Back in October Google announced that Mobile Advertising was on target to add an additional $1 Billion to it annual revenues (See Business Insider - Sorry, But Google is still a one trick pony). This figure puts Google’s mobile advertising at around 3.7% of their 2010 advertising revenues which suggests that Google has achieved very strong growth in this market over the past year.  After all earlier industry estimates placed the Mobile Advertising market at $1.7 Billion in 2007.

A presentation published by Morgan Stanley earlier this year demonstrated how Mobile Advertising in Japan had grown by a factor of 11x over the post 6 years.

These two growth statistics are widely quoted when the industry is forecasting strong growth for Mobile Advertising.

But while no one is disputing Google’s capabilities to become a market leader in Mobile Search Advertising no one is asking the question: Will Mobile Advertising prove to be a growth market for the rest of the web?

The folly of Ad-Supported Mobile Apps is exposed even further when we compare it directly to SMS. To match the monthly revenues generated by SMS usage the ad-supported application would have to be 100 times more engaging than SMS is today.Why advertising to people on the move won’t be the next killer Mobile App

Today there are an estimated 234 Million Web Sites scattered around the globe. However you may recall the calculations we ran earlier that proved the global online advertising can only support 19,285 web sites or about 0.01% of the available web inventory.
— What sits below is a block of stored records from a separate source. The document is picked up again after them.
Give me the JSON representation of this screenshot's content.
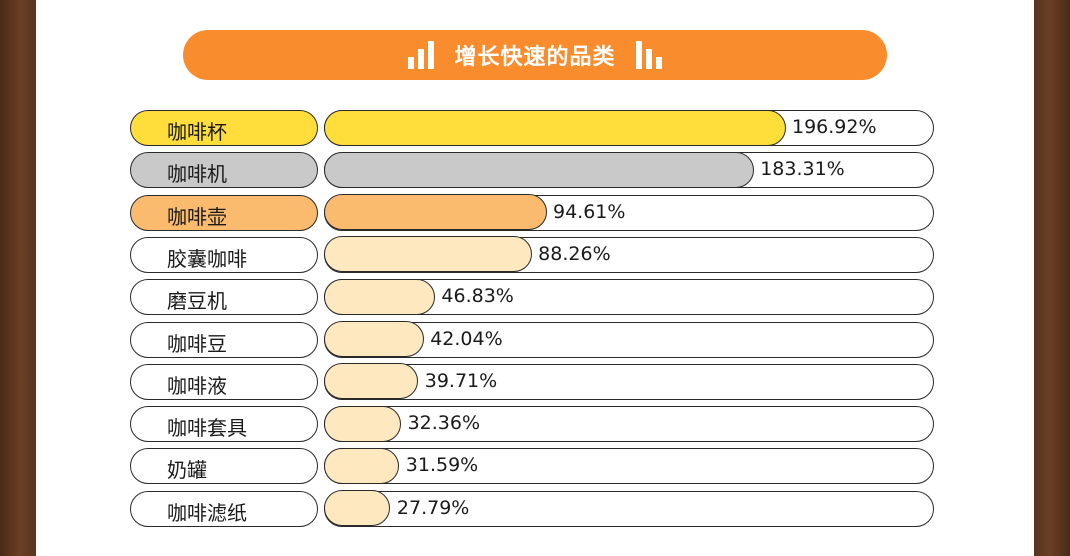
{
  "title": "增长快速的品类",
  "colors": {
    "accent": "#f98d2e",
    "gold": "#ffdd3a",
    "silver": "#c9c9c9",
    "bronze": "#fbbb6e",
    "base": "#fde8bf"
  },
  "chart_data": {
    "type": "bar",
    "orientation": "horizontal",
    "categories": [
      "咖啡杯",
      "咖啡机",
      "咖啡壶",
      "胶囊咖啡",
      "磨豆机",
      "咖啡豆",
      "咖啡液",
      "咖啡套具",
      "奶罐",
      "咖啡滤纸"
    ],
    "values": [
      196.92,
      183.31,
      94.61,
      88.26,
      46.83,
      42.04,
      39.71,
      32.36,
      31.59,
      27.79
    ],
    "value_labels": [
      "196.92%",
      "183.31%",
      "94.61%",
      "88.26%",
      "46.83%",
      "42.04%",
      "39.71%",
      "32.36%",
      "31.59%",
      "27.79%"
    ],
    "title": "增长快速的品类",
    "unit": "%",
    "xlim": [
      0,
      196.92
    ]
  }
}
There are now more than 3 Million mobile web sites. This suggests that even if all the global online ad spend was pushed into mobile tomorrow the available Mobile Web inventory is already 10x to 15x larger than what the Advertising industry can support. Indeed these figures suggest the Mobile Web economy passed its optimal figure back in 2008.

Today the ARPU per mobile web site is estimated at $1000 which is already about a 1/3rd less than what the ARPU per web site was at the birth of the web.

Of course the growth in the number of mobile web sites is essential to the long term success of Google’s Mobile Web strategy. The more choice in the network the more opportunity there is for Google to leverage its PPC advertising model as the primary vehicle to connect searchers with providers. If mobile search was as easy as making the Yellow Pages available to mobile subscribers the Telcos would have already locked the market in.

The Mobile Web will be big – it already is – but will it be profitable?

History suggests it will be… but only for those vendors who find an alternative strategy to putting ads on the menu (See How important is the Internet to the US economy?).